Informasi yang tepat mendorong masyarakat untuk mendiskusikan jenis terapi herbal yang dapat digunakan bersama terapi konvensional, serta keterbukaan dalam menceritakan riwayat terapi herbal kepada dokter atau tenaga kesehatan lainnya, yang dapat menentukan keberhasilan terapi pasien kanker.
Referensi artikel:
Achyar, K. and Dewi, S. (2018) ‘Konsumsi Obat Herbal Pada pasien Kanker Payudara Di Rumah Sakit Umum Daerah Margono Soekarjo’, Jurnal Riset Kebidanan Indonesia, 2(2), pp. 62–68. Available at: https://doi.org/10.32536/jrki.v2i2.26.
Dharman, S. et al. (2021) ‘A Systematic Review and Meta-Analysis on the Efficacy of Curcumin/Turmeric for the Prevention and Amelioration of Radiotherapy/Radiochemotherapy Induced Oral Mucositis in Head and Neck Cancer Patients.’, Asian Pacific journal of cancer prevention : APJCP, 22(6), pp. 1671–1684. Available at: https://doi.org/10.31557/APJCP.2021.22.6.1671.
HanuM, N.A.A., Yarso, K.Y. and Pesik, R.N. (2016) ‘Riwayat Penggunaan Herbal Sebagai Faktor Risiko terhadap Keterlambatan Melakukan Pengobatan pada Penderita Kanker Payudara di Surakarta’, NEXSUS KEDOKTERAN KLINIK, 5(3), pp. 188–195.
Redaksi Sehat Negeriku (Rokom) (2025) Kasus Kanker Diprediksi Meningkat 70 Persen pada 2050, Kemenkes Perkuat Deteksi Dini, Situs sehatnegeriku.kemkes.go.id.
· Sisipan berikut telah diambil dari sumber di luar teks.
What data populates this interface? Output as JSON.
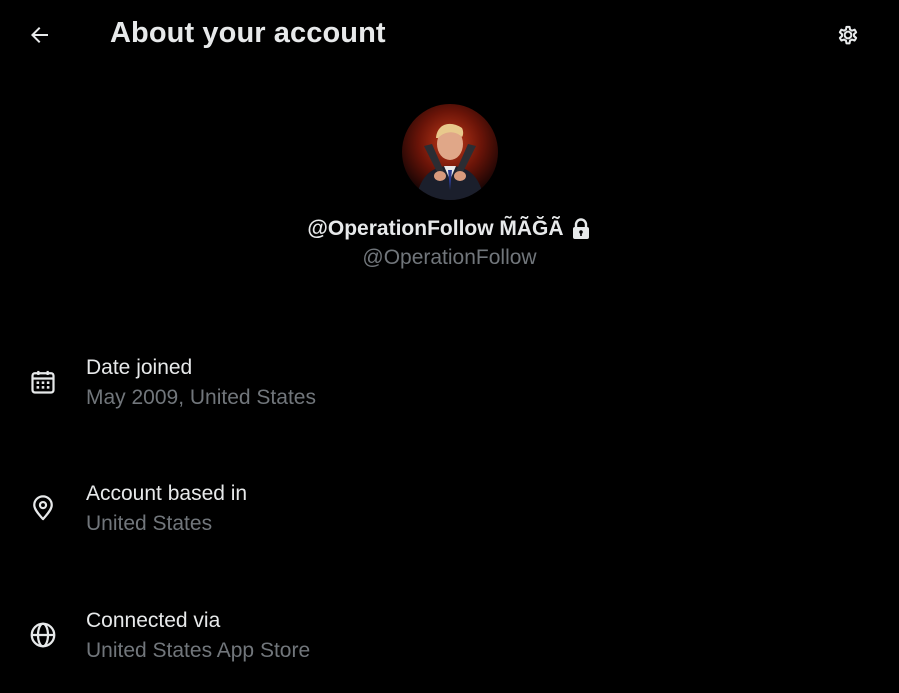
{
  "header": {
    "title": "About your account",
    "back_icon": "arrow-left-icon",
    "settings_icon": "gear-icon"
  },
  "profile": {
    "avatar_icon": "profile-avatar",
    "display_name": "@OperationFollow M̃ÃĞÃ",
    "lock_icon": "lock-icon",
    "handle": "@OperationFollow"
  },
  "info": [
    {
      "icon": "calendar-icon",
      "label": "Date joined",
      "value": "May 2009, United States"
    },
    {
      "icon": "location-pin-icon",
      "label": "Account based in",
      "value": "United States"
    },
    {
      "icon": "globe-icon",
      "label": "Connected via",
      "value": "United States App Store"
    }
  ],
  "colors": {
    "background": "#000000",
    "primary_text": "#e7e9ea",
    "secondary_text": "#71767b"
  }
}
Wardani, H.A. (2021) ‘GAMBARAN TINGKAT KEPERCAYAAN MASYARAKAT TERHADAP PENGOBATAN TRADISIONAL DI DESA MAMAMPANG KECAMATAN EREMMERASA KABUPATEN BANTAENG TAHUN 2021’, Jurnal Farmasi Pelamonia, 1(1), pp. 5–10.
World Health Organization (2024) Noncommunicable diseases, Fact Sheets: Noncommunicable Diseases (who.int/news-rrom/fact-sheets).